The maxillary sinus is a closed cavity bounded by multiple bone walls and the sinus membrane, allowing graft material beneath the elevated membrane to contact these structures after MSFE. Moreover, a blood clot integrated with the graft material can be readily stabilized within this space. The adjacent bone walls provide the primary source of ossification, while the sinus membrane also contributes to bone formation.13 Thus, the maxillary sinus can be regarded as a favorable and predictable environment for bone regeneration.
Occasionally, the space beneath the elevated sinus membrane may expand beyond the grafted area owing to post-operative bleeding or transient mucosal thickening.14,15 CBCT findings at 1 week in the present cases support this possibility. A study by Quirynen et al. also reported significant sinus membrane swelling at 1 week after MSFE.16 At this stage, the sinus membrane outline was markedly expanded compared to immediately after MSFE, without clinical evidence of perforation or infection, although varying degrees of graft particle dispersion were observed. Over time, the elevated membrane settled downward, but part of the newly created space appeared to persist. Although not fully explainable, it may be conjectured that the osteogenic potential of adjacent bone walls and the sinus membrane influenced this space, leading to additional bone formation beyond the grafted boundary.
A similar phenomenon has been reported in preclinical and clinical studies. In a rabbit sinus model, hydraulic pressure was used to detach the sinus membrane from the bone walls.17 Micro-computed tomography revealed new bone formation beyond the grafted area. The authors suggested that hydraulic pressure extended beyond the osteotomy site, causing excessive membrane elevation and space formation outside the grafted region, which was subsequently filled with new bone.
Several case reports have described SBF, including cases involving removal of a displaced implant, an impacted premolar, and an intrasinus cyst.10,11,12 A common feature was the unintentional creation of space after removal of a pathological object or lesion, or following extraction. These spaces were left ungrafted and allowed to heal naturally. After 3 to 5 months, they were filled with new bone, and in some cases, sinus augmentation was unnecessary for implant placement. Consistent with these findings, some clinicians have advocated graft-less MSFE using blood clot stabilization without bone substitutes.2,18
In the present cases, undetected sinus membrane perforation cannot be excluded. Dispersed graft particles may serve as indirect evidence, despite the absence of clinical symptoms or endoscopic confirmation. Some particles may have been extruded through the ostium, after which the perforation healed uneventfully without infection.19 A recent case report described sequential radiographic changes after MSFE, showing that despite graft dispersion and sinus opacification, the sinus eventually returned to a healthy state or only minor mucosal thickening, indicating spontaneous resolution.20 However, no SBF was observed in that study, and the membrane ultimately covered the grafted bone. Nonetheless, an atypical healing sequence following membrane perforation cannot be ruled out, as a healed membrane may create additional space beneath it.

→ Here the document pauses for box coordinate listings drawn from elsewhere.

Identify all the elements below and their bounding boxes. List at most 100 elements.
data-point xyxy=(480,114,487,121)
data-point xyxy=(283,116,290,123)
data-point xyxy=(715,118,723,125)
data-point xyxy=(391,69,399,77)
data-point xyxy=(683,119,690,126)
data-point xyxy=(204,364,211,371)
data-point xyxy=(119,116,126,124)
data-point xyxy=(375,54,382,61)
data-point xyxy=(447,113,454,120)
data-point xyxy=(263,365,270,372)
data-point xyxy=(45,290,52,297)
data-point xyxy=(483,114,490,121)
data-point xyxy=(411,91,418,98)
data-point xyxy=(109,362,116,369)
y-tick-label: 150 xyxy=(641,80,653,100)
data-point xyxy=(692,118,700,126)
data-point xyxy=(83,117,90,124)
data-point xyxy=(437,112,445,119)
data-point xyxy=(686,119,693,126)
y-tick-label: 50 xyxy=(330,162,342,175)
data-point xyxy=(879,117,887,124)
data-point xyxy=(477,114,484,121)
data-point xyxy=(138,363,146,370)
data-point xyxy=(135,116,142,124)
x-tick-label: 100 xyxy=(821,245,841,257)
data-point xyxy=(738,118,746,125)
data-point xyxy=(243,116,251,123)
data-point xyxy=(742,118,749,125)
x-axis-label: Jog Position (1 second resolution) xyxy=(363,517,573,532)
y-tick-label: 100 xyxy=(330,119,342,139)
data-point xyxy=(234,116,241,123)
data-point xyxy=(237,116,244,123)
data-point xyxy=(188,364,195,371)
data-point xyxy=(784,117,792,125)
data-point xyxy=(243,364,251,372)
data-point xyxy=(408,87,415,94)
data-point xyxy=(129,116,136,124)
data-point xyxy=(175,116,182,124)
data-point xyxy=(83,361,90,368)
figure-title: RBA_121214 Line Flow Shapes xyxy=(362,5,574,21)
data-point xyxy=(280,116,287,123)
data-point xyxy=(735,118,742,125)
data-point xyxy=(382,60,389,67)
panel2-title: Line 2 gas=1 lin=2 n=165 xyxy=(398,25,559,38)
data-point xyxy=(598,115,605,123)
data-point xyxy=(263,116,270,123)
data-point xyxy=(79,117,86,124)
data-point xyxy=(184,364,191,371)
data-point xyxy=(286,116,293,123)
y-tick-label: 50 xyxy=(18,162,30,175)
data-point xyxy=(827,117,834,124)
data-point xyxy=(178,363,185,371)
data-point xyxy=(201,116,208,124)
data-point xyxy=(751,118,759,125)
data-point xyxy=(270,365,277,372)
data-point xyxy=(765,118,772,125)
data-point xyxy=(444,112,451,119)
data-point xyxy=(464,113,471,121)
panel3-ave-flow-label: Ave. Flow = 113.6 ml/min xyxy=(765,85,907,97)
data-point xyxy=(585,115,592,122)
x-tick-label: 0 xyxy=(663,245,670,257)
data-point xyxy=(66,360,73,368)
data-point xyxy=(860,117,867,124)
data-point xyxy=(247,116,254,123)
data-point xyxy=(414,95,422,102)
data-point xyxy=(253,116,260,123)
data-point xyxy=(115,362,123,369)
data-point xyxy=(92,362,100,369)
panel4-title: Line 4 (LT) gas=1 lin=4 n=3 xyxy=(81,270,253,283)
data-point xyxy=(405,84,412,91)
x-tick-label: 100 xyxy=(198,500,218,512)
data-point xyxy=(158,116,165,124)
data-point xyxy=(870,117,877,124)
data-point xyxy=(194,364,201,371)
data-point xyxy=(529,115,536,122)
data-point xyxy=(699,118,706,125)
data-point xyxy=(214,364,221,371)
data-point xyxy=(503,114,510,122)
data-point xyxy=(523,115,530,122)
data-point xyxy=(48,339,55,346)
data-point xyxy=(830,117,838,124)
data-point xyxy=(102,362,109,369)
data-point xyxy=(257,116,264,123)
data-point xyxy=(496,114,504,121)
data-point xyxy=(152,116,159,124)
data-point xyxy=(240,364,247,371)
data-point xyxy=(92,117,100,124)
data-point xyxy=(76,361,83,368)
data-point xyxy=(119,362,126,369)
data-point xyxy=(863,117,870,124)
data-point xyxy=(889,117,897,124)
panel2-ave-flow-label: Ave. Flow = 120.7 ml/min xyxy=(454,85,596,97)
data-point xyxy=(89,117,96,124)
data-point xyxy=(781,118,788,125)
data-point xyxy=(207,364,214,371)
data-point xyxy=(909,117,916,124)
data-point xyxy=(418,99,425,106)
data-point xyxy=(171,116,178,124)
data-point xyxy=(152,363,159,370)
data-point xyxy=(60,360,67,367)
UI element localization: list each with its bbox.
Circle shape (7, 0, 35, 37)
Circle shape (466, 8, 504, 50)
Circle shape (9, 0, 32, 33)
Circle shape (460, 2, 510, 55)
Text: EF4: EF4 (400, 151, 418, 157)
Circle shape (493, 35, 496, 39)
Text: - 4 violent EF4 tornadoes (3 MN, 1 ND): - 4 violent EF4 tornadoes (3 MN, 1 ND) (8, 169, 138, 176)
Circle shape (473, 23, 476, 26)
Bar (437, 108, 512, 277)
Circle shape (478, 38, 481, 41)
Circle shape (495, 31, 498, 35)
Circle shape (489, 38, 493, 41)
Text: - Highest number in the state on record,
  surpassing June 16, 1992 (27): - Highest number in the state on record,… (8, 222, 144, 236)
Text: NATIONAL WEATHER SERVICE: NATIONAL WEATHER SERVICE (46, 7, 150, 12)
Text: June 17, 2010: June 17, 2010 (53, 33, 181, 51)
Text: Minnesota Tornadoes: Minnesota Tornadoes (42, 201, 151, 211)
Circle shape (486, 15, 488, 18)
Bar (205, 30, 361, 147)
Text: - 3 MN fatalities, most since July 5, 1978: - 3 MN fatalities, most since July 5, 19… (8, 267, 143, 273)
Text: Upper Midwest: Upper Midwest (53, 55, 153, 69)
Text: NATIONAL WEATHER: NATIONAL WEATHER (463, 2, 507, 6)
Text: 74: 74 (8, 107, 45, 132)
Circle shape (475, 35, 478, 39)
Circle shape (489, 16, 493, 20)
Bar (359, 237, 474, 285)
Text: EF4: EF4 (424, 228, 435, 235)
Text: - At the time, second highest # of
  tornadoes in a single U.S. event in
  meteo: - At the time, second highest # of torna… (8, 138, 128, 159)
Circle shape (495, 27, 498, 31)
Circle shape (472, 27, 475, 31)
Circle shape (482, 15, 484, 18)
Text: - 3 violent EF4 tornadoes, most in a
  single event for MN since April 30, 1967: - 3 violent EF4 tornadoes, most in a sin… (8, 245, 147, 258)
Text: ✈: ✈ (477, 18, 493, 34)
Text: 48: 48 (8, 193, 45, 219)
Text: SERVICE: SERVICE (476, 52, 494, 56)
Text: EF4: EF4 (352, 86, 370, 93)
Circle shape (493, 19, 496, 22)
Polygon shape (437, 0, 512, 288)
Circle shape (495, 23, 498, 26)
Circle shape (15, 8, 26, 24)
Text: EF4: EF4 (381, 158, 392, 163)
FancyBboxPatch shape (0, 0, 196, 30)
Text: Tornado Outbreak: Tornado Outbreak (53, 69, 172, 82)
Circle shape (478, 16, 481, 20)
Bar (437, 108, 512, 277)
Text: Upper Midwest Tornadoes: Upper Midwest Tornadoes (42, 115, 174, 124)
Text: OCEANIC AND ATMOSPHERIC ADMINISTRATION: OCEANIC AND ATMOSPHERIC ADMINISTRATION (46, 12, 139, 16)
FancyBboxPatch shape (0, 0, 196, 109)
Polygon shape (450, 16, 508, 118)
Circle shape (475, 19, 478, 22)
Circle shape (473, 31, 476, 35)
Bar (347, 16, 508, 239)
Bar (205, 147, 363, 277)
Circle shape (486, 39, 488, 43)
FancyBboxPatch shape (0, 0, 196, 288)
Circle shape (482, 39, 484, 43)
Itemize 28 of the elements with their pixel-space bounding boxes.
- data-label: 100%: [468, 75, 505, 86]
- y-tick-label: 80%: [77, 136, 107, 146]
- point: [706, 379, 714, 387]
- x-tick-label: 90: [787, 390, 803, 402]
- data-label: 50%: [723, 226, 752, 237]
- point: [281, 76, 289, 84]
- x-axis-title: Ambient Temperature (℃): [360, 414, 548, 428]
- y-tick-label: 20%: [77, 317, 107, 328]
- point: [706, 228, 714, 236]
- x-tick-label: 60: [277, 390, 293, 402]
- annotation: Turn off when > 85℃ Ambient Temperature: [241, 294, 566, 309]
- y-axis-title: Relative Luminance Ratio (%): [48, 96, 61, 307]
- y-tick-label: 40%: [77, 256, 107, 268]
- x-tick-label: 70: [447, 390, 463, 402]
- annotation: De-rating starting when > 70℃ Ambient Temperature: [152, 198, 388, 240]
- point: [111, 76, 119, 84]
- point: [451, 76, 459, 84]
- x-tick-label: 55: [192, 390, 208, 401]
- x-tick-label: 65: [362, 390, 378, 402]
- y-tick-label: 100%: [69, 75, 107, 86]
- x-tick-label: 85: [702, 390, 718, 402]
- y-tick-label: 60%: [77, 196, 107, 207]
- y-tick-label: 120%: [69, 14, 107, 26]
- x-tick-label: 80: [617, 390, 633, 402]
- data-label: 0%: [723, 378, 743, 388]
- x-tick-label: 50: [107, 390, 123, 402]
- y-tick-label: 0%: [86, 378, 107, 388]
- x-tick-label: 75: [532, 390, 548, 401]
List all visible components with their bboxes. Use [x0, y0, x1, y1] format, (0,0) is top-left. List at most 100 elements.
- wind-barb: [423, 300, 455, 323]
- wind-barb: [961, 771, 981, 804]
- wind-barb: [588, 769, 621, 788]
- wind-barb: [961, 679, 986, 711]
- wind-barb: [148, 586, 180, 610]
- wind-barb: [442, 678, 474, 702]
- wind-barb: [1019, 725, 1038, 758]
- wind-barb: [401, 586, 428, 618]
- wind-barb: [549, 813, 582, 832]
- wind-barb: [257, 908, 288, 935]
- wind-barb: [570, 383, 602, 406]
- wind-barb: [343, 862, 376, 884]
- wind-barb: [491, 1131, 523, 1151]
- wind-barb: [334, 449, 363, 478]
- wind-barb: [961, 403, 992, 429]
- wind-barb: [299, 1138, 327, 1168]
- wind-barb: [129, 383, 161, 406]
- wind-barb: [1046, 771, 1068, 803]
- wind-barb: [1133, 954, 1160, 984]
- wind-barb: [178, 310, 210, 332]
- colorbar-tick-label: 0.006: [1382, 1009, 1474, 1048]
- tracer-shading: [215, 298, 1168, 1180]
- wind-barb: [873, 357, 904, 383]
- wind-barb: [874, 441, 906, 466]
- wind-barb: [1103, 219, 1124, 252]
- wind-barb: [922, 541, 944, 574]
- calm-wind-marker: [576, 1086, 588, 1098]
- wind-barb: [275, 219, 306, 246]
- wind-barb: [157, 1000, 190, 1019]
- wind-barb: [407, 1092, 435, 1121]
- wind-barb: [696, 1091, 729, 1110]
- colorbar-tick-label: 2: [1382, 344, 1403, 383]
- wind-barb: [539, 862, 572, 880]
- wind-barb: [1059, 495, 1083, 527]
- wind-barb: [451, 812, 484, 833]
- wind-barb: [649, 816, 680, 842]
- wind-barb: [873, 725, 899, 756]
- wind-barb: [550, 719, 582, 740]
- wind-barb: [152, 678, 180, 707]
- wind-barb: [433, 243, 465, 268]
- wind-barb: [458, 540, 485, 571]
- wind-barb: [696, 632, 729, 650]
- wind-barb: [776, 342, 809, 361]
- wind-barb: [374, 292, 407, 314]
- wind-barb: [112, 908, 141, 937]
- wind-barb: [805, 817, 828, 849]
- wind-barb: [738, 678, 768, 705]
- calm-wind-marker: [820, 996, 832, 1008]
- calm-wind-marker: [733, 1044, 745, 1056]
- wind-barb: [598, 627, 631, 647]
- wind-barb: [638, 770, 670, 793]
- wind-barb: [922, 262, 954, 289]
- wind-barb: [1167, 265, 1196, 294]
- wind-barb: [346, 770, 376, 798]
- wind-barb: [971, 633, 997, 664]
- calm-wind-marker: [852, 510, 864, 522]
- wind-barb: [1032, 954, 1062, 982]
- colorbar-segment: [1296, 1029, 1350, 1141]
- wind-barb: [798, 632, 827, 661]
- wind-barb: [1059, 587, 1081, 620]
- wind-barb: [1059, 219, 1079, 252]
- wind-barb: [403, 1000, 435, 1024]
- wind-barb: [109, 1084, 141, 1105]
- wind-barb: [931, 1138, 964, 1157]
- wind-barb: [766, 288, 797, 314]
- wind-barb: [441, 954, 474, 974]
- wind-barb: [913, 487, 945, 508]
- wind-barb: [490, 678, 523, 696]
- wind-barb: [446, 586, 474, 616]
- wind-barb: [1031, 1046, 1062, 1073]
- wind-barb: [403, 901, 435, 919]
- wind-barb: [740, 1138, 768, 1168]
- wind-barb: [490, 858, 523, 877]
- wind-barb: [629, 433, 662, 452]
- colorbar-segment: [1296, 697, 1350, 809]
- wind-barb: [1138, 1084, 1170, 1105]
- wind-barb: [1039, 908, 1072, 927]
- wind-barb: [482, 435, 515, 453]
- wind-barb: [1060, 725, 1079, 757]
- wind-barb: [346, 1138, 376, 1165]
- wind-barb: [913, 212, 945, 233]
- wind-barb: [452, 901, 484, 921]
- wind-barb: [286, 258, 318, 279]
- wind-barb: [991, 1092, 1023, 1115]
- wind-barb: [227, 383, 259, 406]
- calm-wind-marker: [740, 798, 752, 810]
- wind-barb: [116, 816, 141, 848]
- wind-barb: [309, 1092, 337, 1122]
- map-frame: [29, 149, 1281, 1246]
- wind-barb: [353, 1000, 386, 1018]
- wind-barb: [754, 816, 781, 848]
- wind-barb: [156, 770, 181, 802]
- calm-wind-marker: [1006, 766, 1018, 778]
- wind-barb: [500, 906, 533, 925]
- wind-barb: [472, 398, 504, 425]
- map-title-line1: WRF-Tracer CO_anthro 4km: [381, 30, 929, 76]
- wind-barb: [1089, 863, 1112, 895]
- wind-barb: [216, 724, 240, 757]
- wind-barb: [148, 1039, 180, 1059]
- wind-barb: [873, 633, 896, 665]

It is also possible that space was elevated but not grafted. In such cases, SBF may in areas where bone graft material was not initially placed, following the resolution of transient mucosal swelling.
Ⅳ. Conclusion
In the present cases, unexpected SBF was observed beyond the grafted area. Although the mechanism remains unclear, factors such as post-operative bleeding, transient mucosal thickening, and healing after membrane perforation may be involved. While the clinical significance for implant placement is limited, these findings suggest that space formation itself promotes endo-sinus bone formation due to the influence of adjacent bone walls and the sinus membrane.